In the end there’s little to object to and much to be grateful for in public television’s treatment of anti-Semitism, lifting the veil hiding some pretty ugly stuff.
What is objectionable is the review of the program that appeared in the New York Times on Monday morning before the public had a chance to view it.[Click HERE] With typical Times reviewer snottiness, after summarizing the “history lesson,” Alessandra Stanley turns to the comments of the eminent Middle Eastern scholar Bernard Lewis. She finds it relevant to include information “the film does not mention” —ready?—“that Mr. [sic] Lewis is one of the leading scholars that Vice President Dick Cheney consulted to formulate the administration’s rationale for topping Saddam Hussein.” What relevance does this fact have to the issue at hand, anti-Semitism? It can only be intended, since the Times considers the war and those who planned it something close to evil, to discredit Professor Lewis’ remarks. And she reminds us that the Arab media “paint the war as a sinister conspiracy cooked up by Israel and its supporters in Washington,” finding it worth noting therefore that “the documentary makes very little mention of the American occupation of Iraq.” Huh? Why should it, since anti-Semitism isn’t exactly a burning issue in Iraq right now. Perhaps to turn our attention to the role Jews (or the neocons, or the Israel lobby) played in planning the war? The Times will stop at nothing to discredit anyone associated with the Bush administration.
Having put Professor Lewis in his place and not having chosen to quote anything of substance said by defenders of the Israeli position, who does the Times critic give pride of place to as the last of the talking heads to be quoted before she wraps the story up—who but Professor Khalidi. The last words you will hear by any of the experts who appear on the program are his: “I think that the brouhaha about it is a systematic attempt to draw attention away from the roots of the conflict.
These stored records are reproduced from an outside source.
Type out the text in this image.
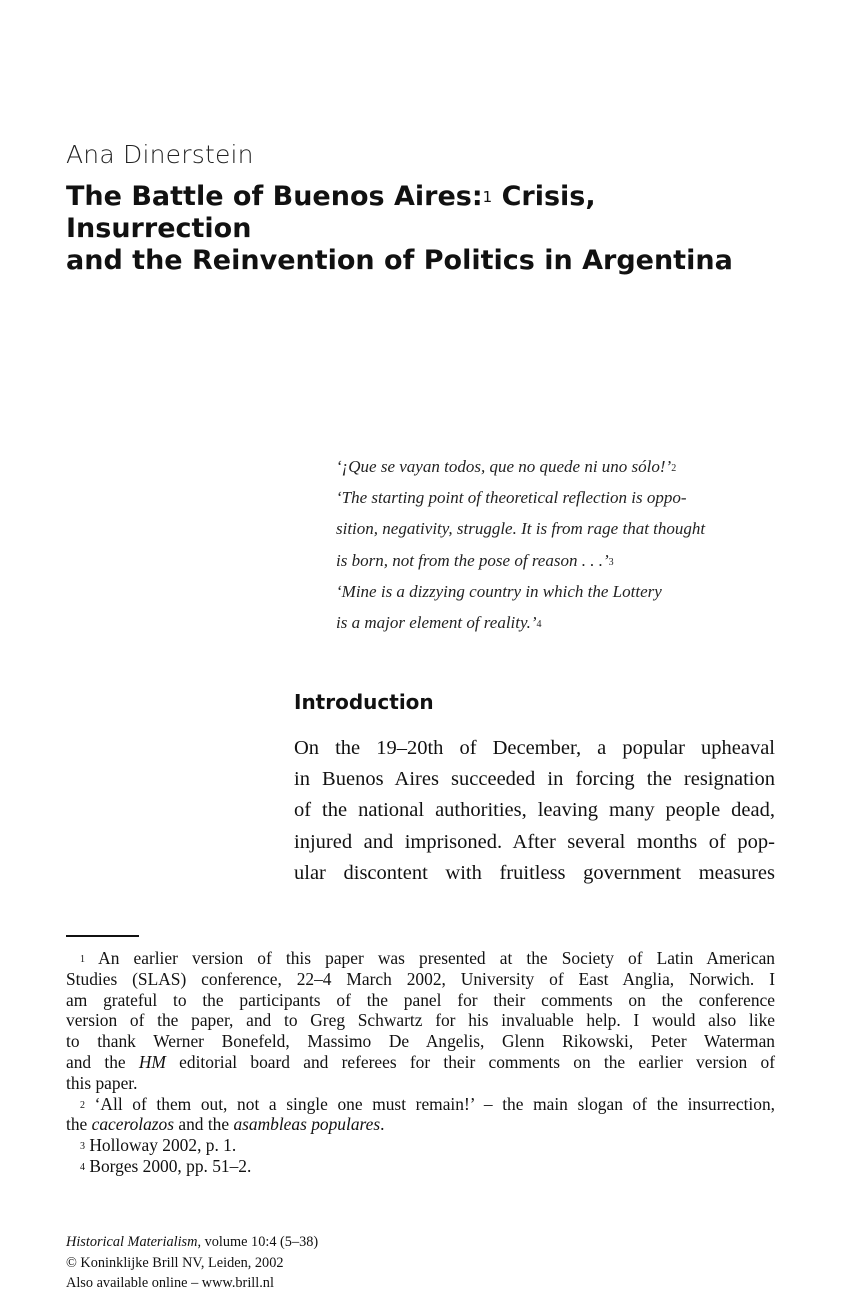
Ana Dinerstein
The Battle of Buenos Aires:$^1$ Crisis, Insurrection
and the Reinvention of Politics in Argentina
‘¡Que se vayan todos, que no quede ni uno sólo!’$^2$
‘The starting point of theoretical reflection is oppo-
sition, negativity, struggle. It is from rage that thought
is born, not from the pose of reason . . .’$^3$
‘Mine is a dizzying country in which the Lottery
is a major element of reality.’$^4$
Introduction
On the 19–20th of December, a popular upheaval
in Buenos Aires succeeded in forcing the resignation
of the national authorities, leaving many people dead,
injured and imprisoned. After several months of pop-
ular discontent with fruitless government measures
$^1$ An earlier version of this paper was presented at the Society of Latin American
Studies (SLAS) conference, 22–4 March 2002, University of East Anglia, Norwich. I
am grateful to the participants of the panel for their comments on the conference
version of the paper, and to Greg Schwartz for his invaluable help. I would also like
to thank Werner Bonefeld, Massimo De Angelis, Glenn Rikowski, Peter Waterman
and the HM editorial board and referees for their comments on the earlier version of
this paper.
$^2$ ‘All of them out, not a single one must remain!’ – the main slogan of the insurrection,
the cacerolazos and the asambleas populares.
$^3$ Holloway 2002, p. 1.
$^4$ Borges 2000, pp. 51–2.
Historical Materialism, volume 10:4 (5–38)
© Koninklijke Brill NV, Leiden, 2002
Also available online – www.brill.nl
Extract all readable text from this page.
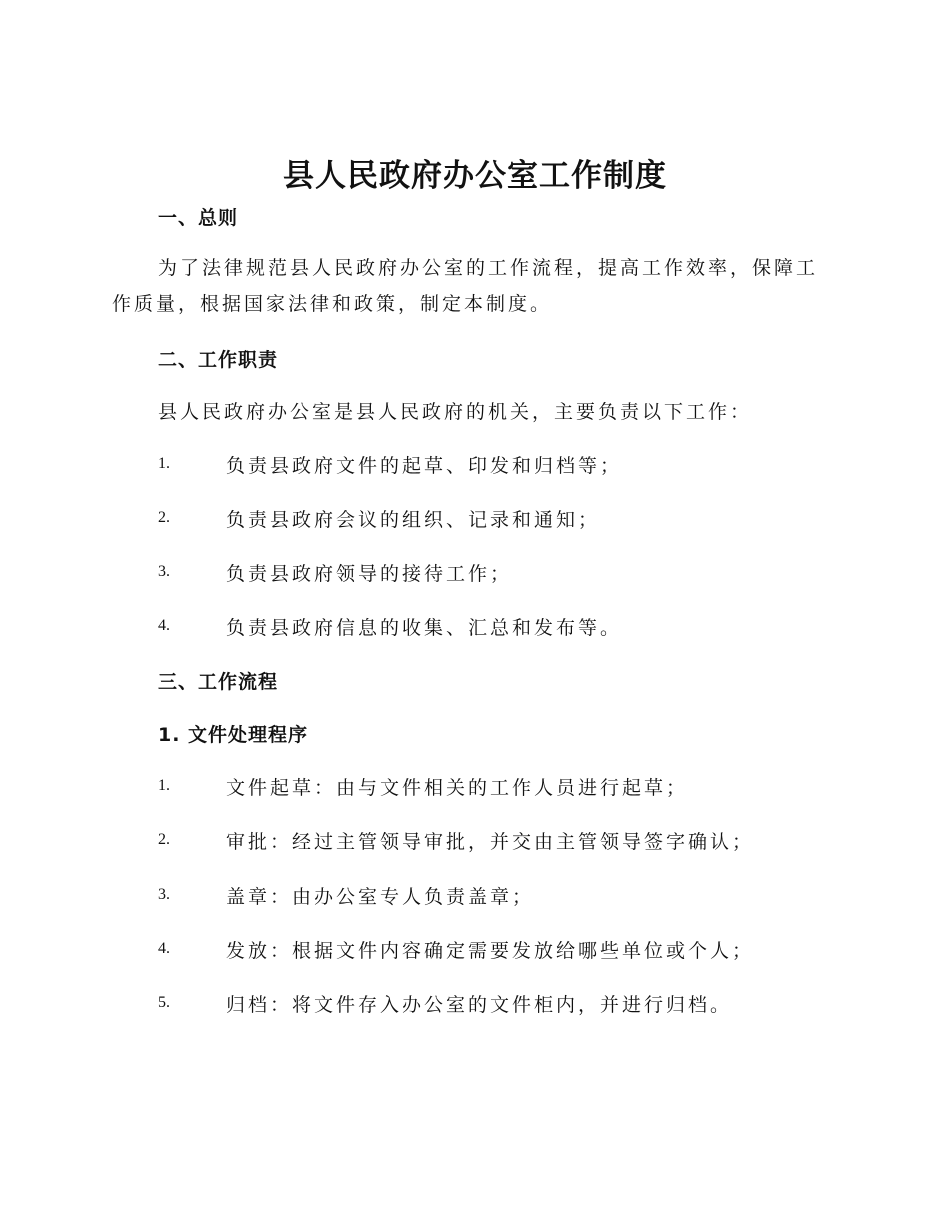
县人民政府办公室工作制度
一、总则

为了法律规范县人民政府办公室的工作流程，提高工作效率，保障工作质量，根据国家法律和政策，制定本制度。

二、工作职责

县人民政府办公室是县人民政府的机关，主要负责以下工作：

1.	负责县政府文件的起草、印发和归档等；
2.	负责县政府会议的组织、记录和通知；
3.	负责县政府领导的接待工作；
4.	负责县政府信息的收集、汇总和发布等。
三、工作流程
1. 文件处理程序
1.	文件起草：由与文件相关的工作人员进行起草；
2.	审批：经过主管领导审批，并交由主管领导签字确认；
3.	盖章：由办公室专人负责盖章；
4.	发放：根据文件内容确定需要发放给哪些单位或个人；
5.	归档：将文件存入办公室的文件柜内，并进行归档。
There has been an oppressive occupation going on for 40 years, a people has been dispossessed.”
It’s a well worn Times trick—you interview people from various sides of a question but at the end you leave the reader with the one you want to impress on him. After that the narrator’s gentle summary is barely even heard.
This from a critic who can only describe a hate-inducing TV drama depicting Jewish villainy and Jewish crimes as “cockeyed.” How’s that for trivializing something both extremely ugly and clearly dangerous?
Why does one feel that the Grey Lady looks down her patrician nose at the Jews, just as she did sixty years ago when news of the Holocaust was buried in her inside pages?